Whether a product is standard- or high-concentration, Samsung Biologics’ formulation development services include surfactant, pH/buffer, and excipient screening; UF/DF and stability studies; and recommendations on the optimal final formulation. The company’s high-throughput screening systems significantly enhance efficiency, helping optimize formulation conditions for standard mAbs at concentrations below 100 mg/mL within 3.5 months and high-concentration mAbs and complex proteins within four months. For formulations with concentrations exceeding 150 mg/mL, the S-HiCon™ platform follows an extended five-month timeline, incorporating the Concentration Gate Check to ensure feasibility before finalizing the optimal formulation.
In addition to its formulation expertise, Samsung Biologics possesses capabilities in upstream and downstream process development and analytical method optimization. These combined strengths support high-titer processes and high-purity products, ensuring a seamless supply of materials while reducing the risk of process and formulation challenges in later development phases. This comprehensive approach provides clients with robust, scalable, and regulatory-compliant services tailored to meet the evolving demands of biopharmaceutical development.
Science-Driven Innovation for High-Concentration Success
High-concentration therapeutic antibodies represent a rapidly expanding segment of the biopharmaceutical market. However, developing high-concentration formulations of complex proteins presents unique challenges in achieving the desired manufacturing efficiency and product performance. Recognizing the need for innovative services, Samsung Biologics has introduced the S-HiCon™ platform, designed to deliver robust and stable high-concentration formulations.
The S-HiCon™ platform enables a systematic and rational approach to formulation development, evaluating each molecule’s behavior through a structured, step-by-step process. The process begins by assessing the feasibility of the target concentration while ensuring stability and manufacturability. Once feasibility is established, the optimal surfactant and pH/buffer system are identified to provide physical, colloidal, and chemical stability. Determination of the appropriate system is followed by extensive excipient screening, to evaluate various types and combinations to minimize degradation and viscosity.

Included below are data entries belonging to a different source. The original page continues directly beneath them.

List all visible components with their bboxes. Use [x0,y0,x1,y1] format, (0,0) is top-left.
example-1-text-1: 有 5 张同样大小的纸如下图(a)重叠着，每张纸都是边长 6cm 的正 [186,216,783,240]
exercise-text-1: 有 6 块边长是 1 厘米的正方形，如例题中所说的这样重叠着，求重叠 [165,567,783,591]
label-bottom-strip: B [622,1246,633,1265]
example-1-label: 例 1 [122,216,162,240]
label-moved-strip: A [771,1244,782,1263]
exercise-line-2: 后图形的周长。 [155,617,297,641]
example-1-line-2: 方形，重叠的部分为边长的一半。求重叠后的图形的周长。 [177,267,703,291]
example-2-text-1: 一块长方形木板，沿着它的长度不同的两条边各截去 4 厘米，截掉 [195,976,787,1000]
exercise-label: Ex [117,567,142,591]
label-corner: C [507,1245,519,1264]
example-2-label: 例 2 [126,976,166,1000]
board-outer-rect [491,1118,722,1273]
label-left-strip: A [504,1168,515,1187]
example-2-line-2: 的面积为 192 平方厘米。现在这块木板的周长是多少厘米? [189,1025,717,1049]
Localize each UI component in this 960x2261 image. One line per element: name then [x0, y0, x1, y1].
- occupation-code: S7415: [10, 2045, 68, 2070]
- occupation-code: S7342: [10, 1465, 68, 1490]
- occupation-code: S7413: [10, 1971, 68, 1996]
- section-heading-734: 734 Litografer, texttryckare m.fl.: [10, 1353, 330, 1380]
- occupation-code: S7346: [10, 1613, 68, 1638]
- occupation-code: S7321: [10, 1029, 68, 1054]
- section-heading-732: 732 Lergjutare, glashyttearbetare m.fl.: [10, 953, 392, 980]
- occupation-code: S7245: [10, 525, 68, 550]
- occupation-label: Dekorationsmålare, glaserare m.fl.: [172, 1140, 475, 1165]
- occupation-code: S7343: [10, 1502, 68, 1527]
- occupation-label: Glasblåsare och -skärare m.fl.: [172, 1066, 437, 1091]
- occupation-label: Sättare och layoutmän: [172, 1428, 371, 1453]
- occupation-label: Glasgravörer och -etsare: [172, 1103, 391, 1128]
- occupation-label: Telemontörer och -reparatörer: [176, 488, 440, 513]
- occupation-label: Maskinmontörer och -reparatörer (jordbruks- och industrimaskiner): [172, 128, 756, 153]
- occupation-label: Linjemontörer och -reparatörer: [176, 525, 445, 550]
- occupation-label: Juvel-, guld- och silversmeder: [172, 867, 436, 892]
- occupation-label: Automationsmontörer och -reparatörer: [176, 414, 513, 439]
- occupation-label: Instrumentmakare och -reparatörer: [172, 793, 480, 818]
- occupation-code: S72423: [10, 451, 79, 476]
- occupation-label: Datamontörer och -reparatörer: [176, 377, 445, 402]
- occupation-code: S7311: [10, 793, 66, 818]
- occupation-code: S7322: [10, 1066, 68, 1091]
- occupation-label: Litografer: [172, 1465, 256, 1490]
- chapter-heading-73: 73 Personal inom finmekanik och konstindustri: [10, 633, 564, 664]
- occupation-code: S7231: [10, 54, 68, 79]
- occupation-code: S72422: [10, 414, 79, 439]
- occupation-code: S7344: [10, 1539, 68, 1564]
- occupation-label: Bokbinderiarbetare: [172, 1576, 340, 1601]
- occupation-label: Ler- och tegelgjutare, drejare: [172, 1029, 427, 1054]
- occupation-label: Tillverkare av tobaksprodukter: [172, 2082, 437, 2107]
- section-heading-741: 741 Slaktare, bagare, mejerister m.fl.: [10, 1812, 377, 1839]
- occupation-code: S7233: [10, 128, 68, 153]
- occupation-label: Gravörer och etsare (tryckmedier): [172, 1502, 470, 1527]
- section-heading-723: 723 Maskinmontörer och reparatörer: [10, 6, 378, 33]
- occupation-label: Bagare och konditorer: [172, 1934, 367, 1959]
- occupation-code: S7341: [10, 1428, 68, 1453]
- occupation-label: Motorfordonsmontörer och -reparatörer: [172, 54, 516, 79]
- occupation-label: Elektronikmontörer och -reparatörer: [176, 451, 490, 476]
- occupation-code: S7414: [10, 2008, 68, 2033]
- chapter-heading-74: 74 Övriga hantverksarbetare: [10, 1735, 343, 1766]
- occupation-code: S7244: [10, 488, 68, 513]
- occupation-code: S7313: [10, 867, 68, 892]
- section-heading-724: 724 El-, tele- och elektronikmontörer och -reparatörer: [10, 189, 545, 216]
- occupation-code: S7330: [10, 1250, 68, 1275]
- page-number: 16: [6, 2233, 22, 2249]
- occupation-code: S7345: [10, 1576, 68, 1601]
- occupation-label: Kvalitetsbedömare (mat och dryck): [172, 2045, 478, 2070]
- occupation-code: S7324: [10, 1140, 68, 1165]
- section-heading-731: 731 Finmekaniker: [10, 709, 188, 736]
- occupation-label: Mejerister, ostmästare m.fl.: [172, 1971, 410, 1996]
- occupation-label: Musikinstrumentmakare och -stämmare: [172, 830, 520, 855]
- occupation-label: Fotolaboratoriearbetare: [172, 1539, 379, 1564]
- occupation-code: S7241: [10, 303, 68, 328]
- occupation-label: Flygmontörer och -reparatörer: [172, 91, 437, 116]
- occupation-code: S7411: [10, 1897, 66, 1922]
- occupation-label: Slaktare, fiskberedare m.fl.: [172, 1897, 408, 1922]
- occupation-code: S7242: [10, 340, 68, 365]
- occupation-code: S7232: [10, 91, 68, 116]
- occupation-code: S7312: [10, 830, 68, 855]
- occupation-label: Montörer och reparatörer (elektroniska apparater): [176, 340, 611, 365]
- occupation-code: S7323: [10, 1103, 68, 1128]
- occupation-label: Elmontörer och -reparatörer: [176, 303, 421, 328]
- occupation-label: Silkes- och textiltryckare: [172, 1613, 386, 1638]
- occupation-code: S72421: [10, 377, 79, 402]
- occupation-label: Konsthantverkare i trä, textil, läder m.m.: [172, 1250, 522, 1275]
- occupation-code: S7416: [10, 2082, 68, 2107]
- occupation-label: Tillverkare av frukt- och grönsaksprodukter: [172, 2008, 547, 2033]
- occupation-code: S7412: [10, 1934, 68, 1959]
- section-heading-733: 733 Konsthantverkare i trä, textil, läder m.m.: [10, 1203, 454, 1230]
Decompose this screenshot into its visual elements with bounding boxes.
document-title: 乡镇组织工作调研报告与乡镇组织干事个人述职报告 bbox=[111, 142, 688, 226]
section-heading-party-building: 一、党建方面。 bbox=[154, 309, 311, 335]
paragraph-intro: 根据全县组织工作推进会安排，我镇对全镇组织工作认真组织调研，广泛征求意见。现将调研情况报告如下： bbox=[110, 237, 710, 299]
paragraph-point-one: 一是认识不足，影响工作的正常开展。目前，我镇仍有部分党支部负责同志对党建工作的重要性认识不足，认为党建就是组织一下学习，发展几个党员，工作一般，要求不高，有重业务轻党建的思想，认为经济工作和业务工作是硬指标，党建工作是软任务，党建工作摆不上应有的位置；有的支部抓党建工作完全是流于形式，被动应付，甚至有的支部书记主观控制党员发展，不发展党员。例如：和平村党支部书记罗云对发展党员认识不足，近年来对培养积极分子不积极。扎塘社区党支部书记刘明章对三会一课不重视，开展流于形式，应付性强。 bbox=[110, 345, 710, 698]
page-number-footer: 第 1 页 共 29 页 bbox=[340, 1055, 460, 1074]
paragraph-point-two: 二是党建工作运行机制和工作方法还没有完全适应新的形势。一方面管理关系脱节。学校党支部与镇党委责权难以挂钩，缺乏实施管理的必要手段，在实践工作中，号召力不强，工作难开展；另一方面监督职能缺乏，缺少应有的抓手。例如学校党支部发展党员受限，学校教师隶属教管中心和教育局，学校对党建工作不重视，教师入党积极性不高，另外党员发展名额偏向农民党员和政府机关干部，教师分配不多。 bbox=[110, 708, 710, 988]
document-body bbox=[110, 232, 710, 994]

Leveraging advanced technologies, strategic gate checks, and a data-driven formulation strategy, Samsung Biologics mitigates risk and enhances outcomes for high-concentration protein and mAb formulations. This comprehensive, science-backed methodology ensures that clients receive effective, scalable, and high-performing services tailored to the evolving demands of biologic drug development.
References
1. Self-injection Devices Market Size, Share & Trends Analysis By Product (Auto Injectors, Pen Injectors), By Usability (Disposable, Reusable), By Application (Cancer, Autoimmune Disorders, Hormonal Disorders), By Region, And Segment Forecasts, 2025 – 2030. Grand View Research. Accessed 11 Feb. 2025.
2. Murphy RM, et al. “Protein Misfolding and Aggregation.” Biotechnol. Prog. 23: 548-552 (2007).
3. Apgar JR, et al. “Modeling and mitigation of high-concentration antibody viscosity through structure-based computer-aided protein design.” PLoS ONE. 15: e0232713 (2020).